Le dossier-choc présenté dans La Presse la semaine dernière par mes collègues Marie Allard et Catherine Handfield nous apprend que, pour la première fois, les élèves allophones sont plus nombreux que les francophones dans les écoles publiques de l'île de Montréal.

Ensemble, les petits qui parlent arabe, espagnol, italien, créole, chinois, tamoul, vietnamien, bengali et des dizaines d'autres langues forment maintenant 39,5% de la clientèle scolaire montréalaise, contre 39% pour les francophones et 21,5% pour les anglophones.

Au-delà du caractère spectaculaire de cette nouvelle, il fallait bien s'attendre à ce que cela arrive inévitablement un jour ou l'autre.

Dans le dossier de l'immigration, le Québec est catégoriquement divisé en deux entités aussi différentes que l'eau et le feu: Montréal d'une part, le reste de la province de l'autre.

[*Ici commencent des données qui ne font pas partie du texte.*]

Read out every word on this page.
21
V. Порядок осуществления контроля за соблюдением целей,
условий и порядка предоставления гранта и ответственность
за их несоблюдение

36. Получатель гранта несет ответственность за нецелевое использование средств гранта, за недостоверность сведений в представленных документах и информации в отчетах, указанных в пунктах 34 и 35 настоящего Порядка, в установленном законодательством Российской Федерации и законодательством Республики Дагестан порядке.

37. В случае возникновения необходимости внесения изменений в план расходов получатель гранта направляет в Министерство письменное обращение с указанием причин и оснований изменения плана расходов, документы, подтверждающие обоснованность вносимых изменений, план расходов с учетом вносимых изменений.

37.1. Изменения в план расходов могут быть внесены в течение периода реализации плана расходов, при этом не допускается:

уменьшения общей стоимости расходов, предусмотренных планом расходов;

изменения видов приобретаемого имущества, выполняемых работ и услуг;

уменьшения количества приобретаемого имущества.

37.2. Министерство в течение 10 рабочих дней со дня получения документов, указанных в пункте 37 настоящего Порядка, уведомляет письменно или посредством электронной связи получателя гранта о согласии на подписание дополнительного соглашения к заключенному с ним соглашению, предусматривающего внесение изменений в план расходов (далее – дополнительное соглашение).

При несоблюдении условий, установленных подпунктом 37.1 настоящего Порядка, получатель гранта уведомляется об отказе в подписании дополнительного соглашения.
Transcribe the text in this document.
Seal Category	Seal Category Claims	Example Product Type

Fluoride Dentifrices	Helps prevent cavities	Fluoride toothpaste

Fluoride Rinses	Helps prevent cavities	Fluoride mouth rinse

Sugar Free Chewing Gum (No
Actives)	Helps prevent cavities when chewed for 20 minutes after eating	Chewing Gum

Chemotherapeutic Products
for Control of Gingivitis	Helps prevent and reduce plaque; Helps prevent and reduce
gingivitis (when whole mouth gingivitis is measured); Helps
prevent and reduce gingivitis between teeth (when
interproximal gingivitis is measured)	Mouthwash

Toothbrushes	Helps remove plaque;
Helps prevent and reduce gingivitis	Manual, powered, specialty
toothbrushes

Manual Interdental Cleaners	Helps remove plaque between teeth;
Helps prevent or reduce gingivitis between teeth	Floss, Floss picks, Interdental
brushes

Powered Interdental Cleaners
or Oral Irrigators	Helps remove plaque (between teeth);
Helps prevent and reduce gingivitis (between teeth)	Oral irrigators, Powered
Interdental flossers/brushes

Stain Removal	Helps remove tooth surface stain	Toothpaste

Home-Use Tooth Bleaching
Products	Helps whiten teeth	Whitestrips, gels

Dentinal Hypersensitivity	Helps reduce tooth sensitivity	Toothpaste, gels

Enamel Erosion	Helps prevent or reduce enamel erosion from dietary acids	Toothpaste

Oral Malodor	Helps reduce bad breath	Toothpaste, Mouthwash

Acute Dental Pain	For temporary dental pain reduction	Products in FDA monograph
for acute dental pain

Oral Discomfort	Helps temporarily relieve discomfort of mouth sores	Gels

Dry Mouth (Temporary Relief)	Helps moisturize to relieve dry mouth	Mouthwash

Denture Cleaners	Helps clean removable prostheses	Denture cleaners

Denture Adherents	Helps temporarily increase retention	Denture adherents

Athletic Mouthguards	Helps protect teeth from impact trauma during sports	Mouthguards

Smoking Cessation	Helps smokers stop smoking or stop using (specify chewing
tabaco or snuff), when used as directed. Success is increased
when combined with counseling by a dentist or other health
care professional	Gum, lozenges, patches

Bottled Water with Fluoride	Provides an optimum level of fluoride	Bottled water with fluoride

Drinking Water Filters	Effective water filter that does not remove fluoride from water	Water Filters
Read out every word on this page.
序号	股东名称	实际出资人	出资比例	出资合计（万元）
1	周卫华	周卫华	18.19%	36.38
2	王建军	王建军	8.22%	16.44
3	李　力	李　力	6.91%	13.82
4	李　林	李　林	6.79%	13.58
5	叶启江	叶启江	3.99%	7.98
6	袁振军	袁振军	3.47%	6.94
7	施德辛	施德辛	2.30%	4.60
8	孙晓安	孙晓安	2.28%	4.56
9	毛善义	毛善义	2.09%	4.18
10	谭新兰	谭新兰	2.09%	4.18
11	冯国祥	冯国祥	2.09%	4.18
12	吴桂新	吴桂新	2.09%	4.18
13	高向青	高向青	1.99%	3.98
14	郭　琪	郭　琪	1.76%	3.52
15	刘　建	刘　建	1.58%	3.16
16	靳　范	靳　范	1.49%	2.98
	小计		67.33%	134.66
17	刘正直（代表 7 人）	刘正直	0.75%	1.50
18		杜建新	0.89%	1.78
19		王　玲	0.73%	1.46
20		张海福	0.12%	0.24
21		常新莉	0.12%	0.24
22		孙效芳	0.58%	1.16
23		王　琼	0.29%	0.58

Cela est connu depuis longtemps, mais un coup d'oeil sur les chiffres compilés par l'Institut de statistique du Québec permettra de mieux mesurer l'abîme qui sépare Montréal des régions.

En 2007, dernière année pour laquelle on dispose de statistiques régionales complètes, l'île de Montréal a accueilli à elle seule 32 600 immigrants. Si on ajoute Laval, la Rive-Sud et la couronne nord, on arrive au total de 38 000. Pendant ce temps, le reste du Québec n'en recevait que 7100. Autrement dit, la région de Montréal attire cinq immigrants sur six, et la vaste majorité d'entre eux choisit de s'installer dans la ville centre. Ces chiffres ne concernent que l'immigration internationale, et ne tiennent donc pas compte des migrations interprovinciales.

Or, l'année 2007 n'a rien d'exceptionnel. De très loin, Montréal a toujours été le premier choix des immigrants qui s'installent au Québec. Entre 1987 et 2007, le Québec a accueilli 754 000 immigrants. De ce nombre, 625 000 ont élu domicile dans la région de Montréal, dont 527 000 dans l'île même. En moyenne depuis 20 ans, 83% des nouveaux arrivants s'installent à Montréal.

Dans ces conditions, il ne faut pas s'étonner si les petits allophones sont devenus plus nombreux à l'école que les petits francophones, et la tendance ne fera que s'accentuer. Au rythme où les choses évoluent, les allophones dépasseront le cap des 50% de la clientèle scolaire dans 17 ans; à ce moment, c'est-à-dire en 2026, les élèves francophones ne seront plus que 29%.

Il se peut même que cela arrive avant 2026, parce que Montréal souffre d'un solde migratoire interprovincial négatif chronique.

Systématiquement, chaque année, des milliers de Montréalais choisissent d'aller vivre dans une autre province; la métropole a ainsi perdu 19 600 résidants en 2007 seulement (la moyenne des 20 dernières années est de 16 000 départs). Certes, il y aussi des Canadiens des autres provinces qui déménagent à Montréal, mais ils sont moins nombreux: en moyenne 8700 par année. Ainsi, en 20 ans, le solde migratoire interprovincial de Montréal s'achève par une perte de 146 000 citoyens. C'est un drame. Il n'existe pas de statistiques permettant de chiffrer les migrations interprovinciales en fonction de la langue maternelle, mais on peut certainement penser que tous les groupes linguistiques, francos, anglos et allophones confondus, sont représentés chez ceux qui choisissent de quitter Montréal et le Québec pour une autre province.

Si la population de Montréal se maintient malgré un solde interprovincial négatif, c'est évidemment à cause de la forte immigration internationale.

Toujours est-il que la prodigieuse force d'attraction de Montréal auprès des immigrants internationaux ne laisse pas beaucoup de place aux nouveaux venus, dans les régions. À cet égard, il existe un monde de différence entre Montréal et le reste du Québec.

Depuis 20 ans, nous venons de le voir, Montréal reçoit en moyenne 31 300 immigrants par année. La ville de Québec arrive très loin derrière avec 2000. Quand on sort de ces deux villes, les chiffres tombent à des niveaux hadaux. En tout et partout, depuis 1987, le Saguenay-Lac-Saint-Jean reçoit en moyenne 290 immigrants par année; la Mauricie, 230; le Bas-Saint-Laurent, 71; l'Abitibi-Témiscamingue, 45; la Côte-Nord, 28; enfin, sur les quelque 40 000 immigrants qui s'installent au Québec chaque année, seulement 20 optent pour la Gaspésie.